Rusia desarrollará nuevos misiles estratégicos si Estados Unidos cumple su anuncio de retirarse del tratado sobre armas nucleares de alcance intermedio (INF) y que este acuerdo de 1987 prohibía, según el presidente ruso, Vladimir Putin.

En su conferencia de prensa anual, Putin se refirió a la situación internacional y advirtió contra el «derrumbe del sistema internacional» de control de armas, tras el anuncio de Washington de su intención de retirarse del tratado nuclear INF.

“Se subestima posibilidad de una guerra nuclear, y esa tendencia está incluso creciendo”, afirmó el jefe de Estado ruso.

Asimismo, sostuvo que Rusia desarrollaría nuevos misiles si Estados Unidos abandona en efecto este acuerdo, que prohíbe la producción de misiles de un alcance de 500 a 5000 kilómetros.

En cambio el anuncio de Donald Trump de que retirará las tropas estadounidenses de Siria es «correcta», según el presidente ruso.

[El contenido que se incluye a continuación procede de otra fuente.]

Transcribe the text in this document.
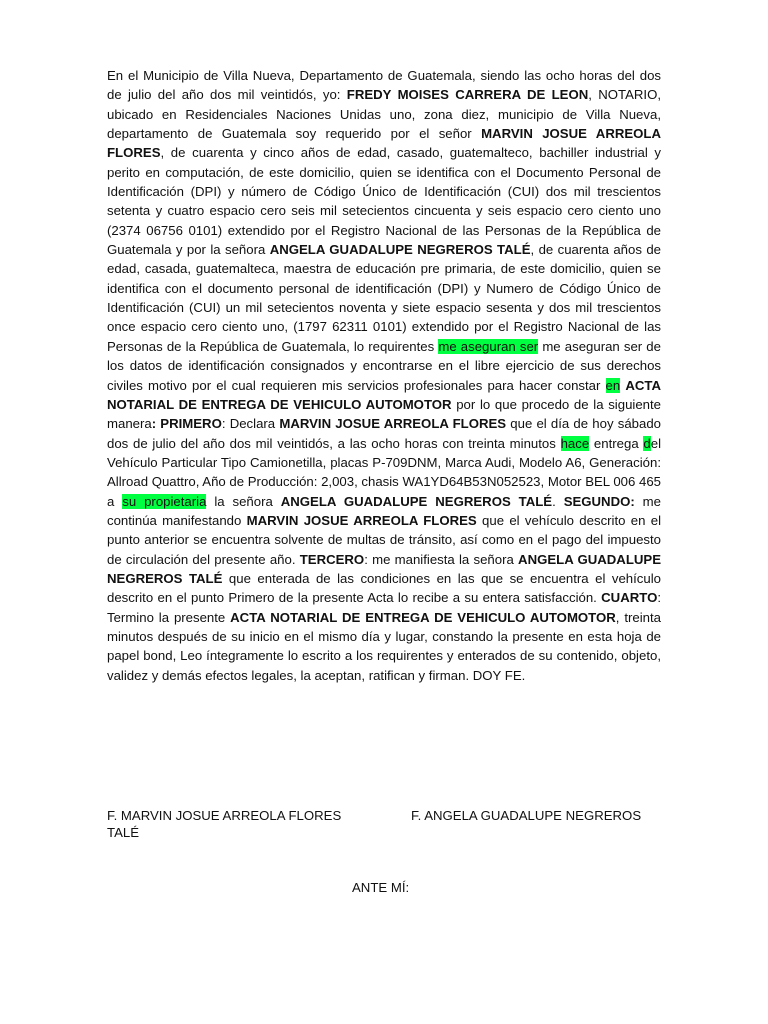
En el Municipio de Villa Nueva, Departamento de Guatemala, siendo las ocho horas del dos de julio del año dos mil veintidós, yo: FREDY MOISES CARRERA DE LEON, NOTARIO, ubicado en Residenciales Naciones Unidas uno, zona diez, municipio de Villa Nueva, departamento de Guatemala soy requerido por el señor MARVIN JOSUE ARREOLA FLORES, de cuarenta y cinco años de edad, casado, guatemalteco, bachiller industrial y perito en computación, de este domicilio, quien se identifica con el Documento Personal de Identificación (DPI) y número de Código Único de Identificación (CUI) dos mil trescientos setenta y cuatro espacio cero seis mil setecientos cincuenta y seis espacio cero ciento uno (2374 06756 0101) extendido por el Registro Nacional de las Personas de la República de Guatemala y por la señora ANGELA GUADALUPE NEGREROS TALÉ, de cuarenta años de edad, casada, guatemalteca, maestra de educación pre primaria, de este domicilio, quien se identifica con el documento personal de identificación (DPI) y Numero de Código Único de Identificación (CUI) un mil setecientos noventa y siete espacio sesenta y dos mil trescientos once espacio cero ciento uno, (1797 62311 0101) extendido por el Registro Nacional de las Personas de la República de Guatemala, lo requirentes me aseguran ser me aseguran ser de los datos de identificación consignados y encontrarse en el libre ejercicio de sus derechos civiles motivo por el cual requieren mis servicios profesionales para hacer constar en ACTA NOTARIAL DE ENTREGA DE VEHICULO AUTOMOTOR por lo que procedo de la siguiente manera: PRIMERO: Declara MARVIN JOSUE ARREOLA FLORES que el día de hoy sábado dos de julio del año dos mil veintidós, a las ocho horas con treinta minutos hace entrega del Vehículo Particular Tipo Camionetilla, placas P-709DNM, Marca Audi, Modelo A6, Generación: Allroad Quattro, Año de Producción: 2,003, chasis WA1YD64B53N052523, Motor BEL 006 465 a su propietaria la señora ANGELA GUADALUPE NEGREROS TALÉ. SEGUNDO: me continúa manifestando MARVIN JOSUE ARREOLA FLORES que el vehículo descrito en el punto anterior se encuentra solvente de multas de tránsito, así como en el pago del impuesto de circulación del presente año. TERCERO: me manifiesta la señora ANGELA GUADALUPE NEGREROS TALÉ que enterada de las condiciones en las que se encuentra el vehículo descrito en el punto Primero de la presente Acta lo recibe a su entera satisfacción. CUARTO: Termino la presente ACTA NOTARIAL DE ENTREGA DE VEHICULO AUTOMOTOR, treinta minutos después de su inicio en el mismo día y lugar, constando la presente en esta hoja de papel bond, Leo íntegramente lo escrito a los requirentes y enterados de su contenido, objeto, validez y demás efectos legales, la aceptan, ratifican y firman. DOY FE.

F. MARVIN JOSUE ARREOLA FLORES	F. ANGELA GUADALUPE NEGREROS
TALÉ
ANTE MÍ:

«Donald tiene razón. Estoy de acuerdo con él», declaró Putin. «Hemos dado golpes serios al EI (Estado Islámico) en Siria», agregó.

Por otra parte, denunció las presiones occidentales contra la «emergencia» y el «desarrollo» de Rusia, y prometió una nueva ola de crecimiento de su país hasta ubicarlo entre las cinco mayores economías del planeta.

Publicidad

Se trata de la 14ª conferencia de prensa anual de Putin desde su llegada al poder en el año 2000, y ésta se celebra en un contexto de malas relaciones ruso-estadounidenses y de crisis con Ucrania, donde el conflicto armado entre Kiev y los separatistas prorrusos dejó más de 10.000 muertos desde 2014. 

Interrogado sobre las sanciones occidentales contra Rusia, aplicadas desde 2014 tras la anexión de la península ucraniana de Crimea, Vladimir Putin afirmó que estas están vinculadas con «el aumento de la potencia de Rusia».

Las acusaciones occidentales de espionaje contra Rusia, en especial el envenenamiento en Reino Unido del exespía doble Sergueï Skripal, son pretextos para «frenar el desarrollo» del país, aseguró además el presidente ruso.

«El objetivo es simple: frenar el desarrollo de Rusia, considerado como un posible competidor», agregó.